John Raeder will never forget the images of ash-covered people rushing from the scene of the Twin Towers disaster on Sept. 11, 2001.
"It was horrible to see the complete scattering of people," recalls Raeder, the president and chief executive officer of Denver- based IQNavigator Inc.
The scene was a vast contrast to Sept. 10,2001, when Raeder and his team met with fierce investment bankers in
Manhattan - including some already stung by the burst of the Internet bubble - to try to secure financing for his software
company, founded in 1999. Raeder was hammered with difficult questions but emerged from the meeting with $20
million in financing from Baker Capital.
"It meant our survival to get that financing," said Raeder, who employed 60 at the time. "And then it was like a nuclear
winter hit and it would affect our business over the next three years."
His situation became even more chilling when Raeder realized that had he not cancelled an appointment at Morgan
Stanley when a breakfast meeting with DeLoitte Touche came open, he would have been in the heart of the South
Tower when the second plane hit.
Stunned, he and his colleagues holed up in their hotel rooms where they viewed the inferno and worried about getting
home.
"I realized that my family and America was under siege," he said. "It wasn't until Sept. 14 that we were able to drive
home, and then for the next 30 days we did everything we could to save our business."
In the wake of 9/11, Baker Capital almost immediately cancelled financing packages for two companies. IQNavigator
was one of them.
"I came back stronger than ever that next week," said Raeder. He and his team traveled four to five days a week to sign
new customers and demonstrated to Baker Capital and other investors that the procurement and optimization solutions
software maker had legs by pointing to several big customers IQNavigator had already signed - Shell oil, Nike, Sony,
Northrop, Xcel Energy, CH2MHMI and Level 3 Communications.
Today the logos of those companies and 20-plus Fortune 500 companies that use IQNavigator's software are framed on
a wall in Raeder's Denver Tech Center office.
"We had to develop innovative products and today we continue to grow," said Raeder. "Twenty-five percent of our
business is now outside U.S. borders.
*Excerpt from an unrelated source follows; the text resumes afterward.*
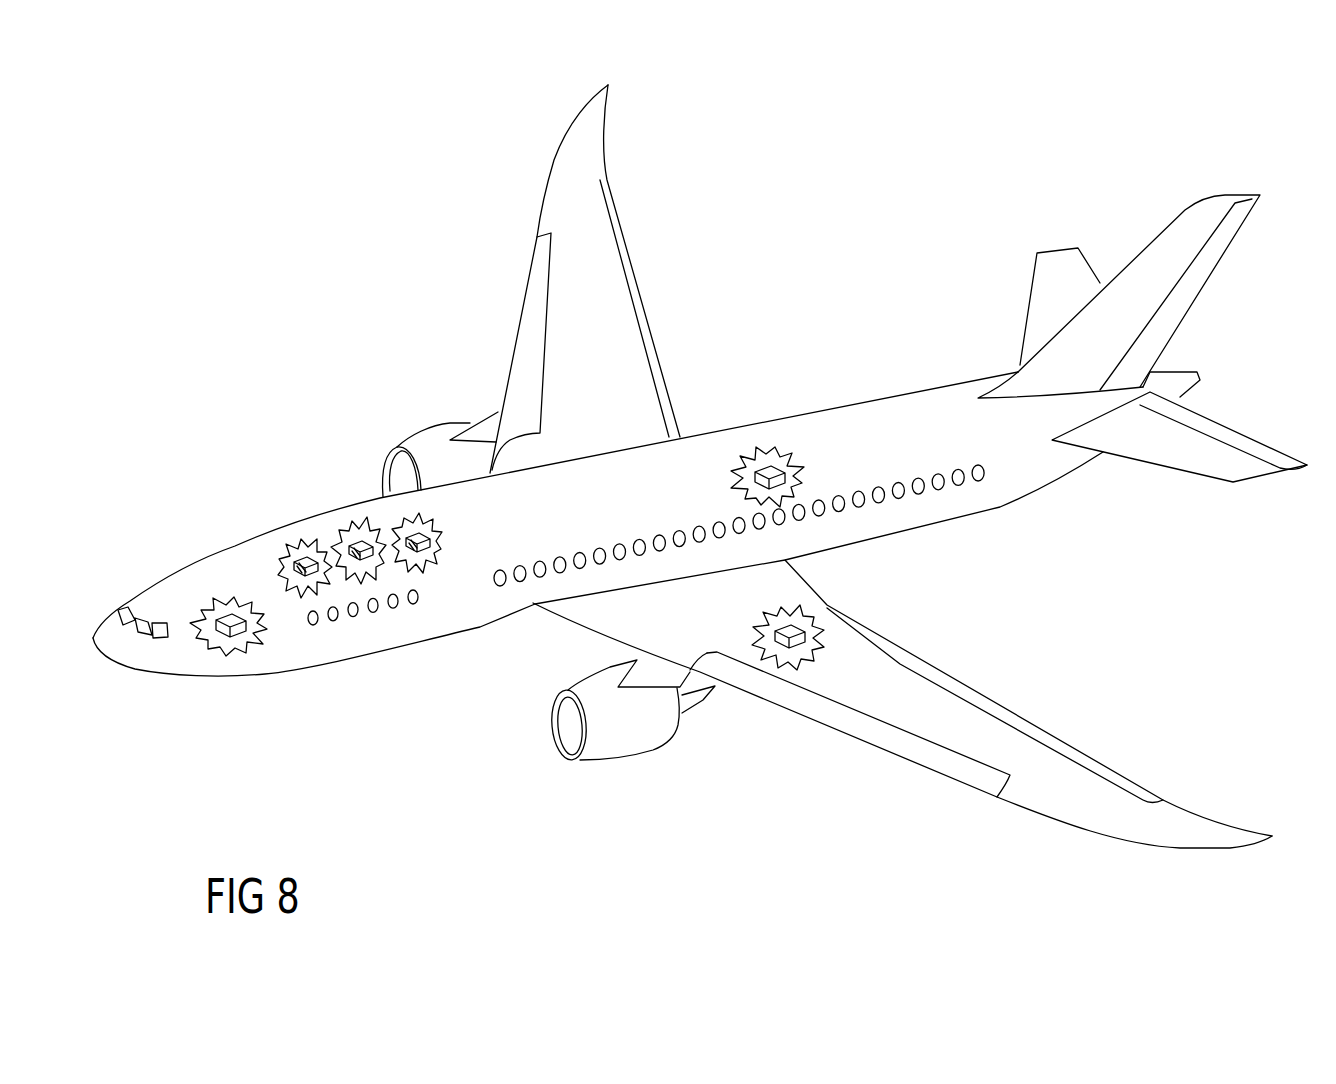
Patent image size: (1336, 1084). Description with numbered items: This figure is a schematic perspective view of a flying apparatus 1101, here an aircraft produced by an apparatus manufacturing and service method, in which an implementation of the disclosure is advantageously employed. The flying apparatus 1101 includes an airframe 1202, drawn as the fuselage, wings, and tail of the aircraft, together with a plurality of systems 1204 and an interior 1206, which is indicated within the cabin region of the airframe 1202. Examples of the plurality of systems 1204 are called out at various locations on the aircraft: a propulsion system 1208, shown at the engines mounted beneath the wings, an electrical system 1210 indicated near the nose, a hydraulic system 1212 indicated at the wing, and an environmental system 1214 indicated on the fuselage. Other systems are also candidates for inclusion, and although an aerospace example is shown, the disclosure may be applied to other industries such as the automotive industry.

We tripled our revenues in '04 and we plan to double revenues in 2005."
Last fall, IQNavigator, which now employs 110, raised another $8.7 million from investors, and Raeder is meeting with
investment bankers about an initial public offering targeted for 2006.
Raeder's resilient spirit was not only fueled by the events of 9/ 11 but by the long line of entrepreneurs in his family.
"I'm a fourth generation Coloradan who knew business was my calling from the day I watched my dad and my mom
operate their businesses," said Raeder, 41, a Littleton High School graduate who went on to the University of Colorado
to study business and after graduation worked on the West Coast for 14 years.
"It was typical for us to talk business when we were young. And even during the holidays at the dining room table it
became like a mini-stockholder meeting as we'd all talk about our businesses."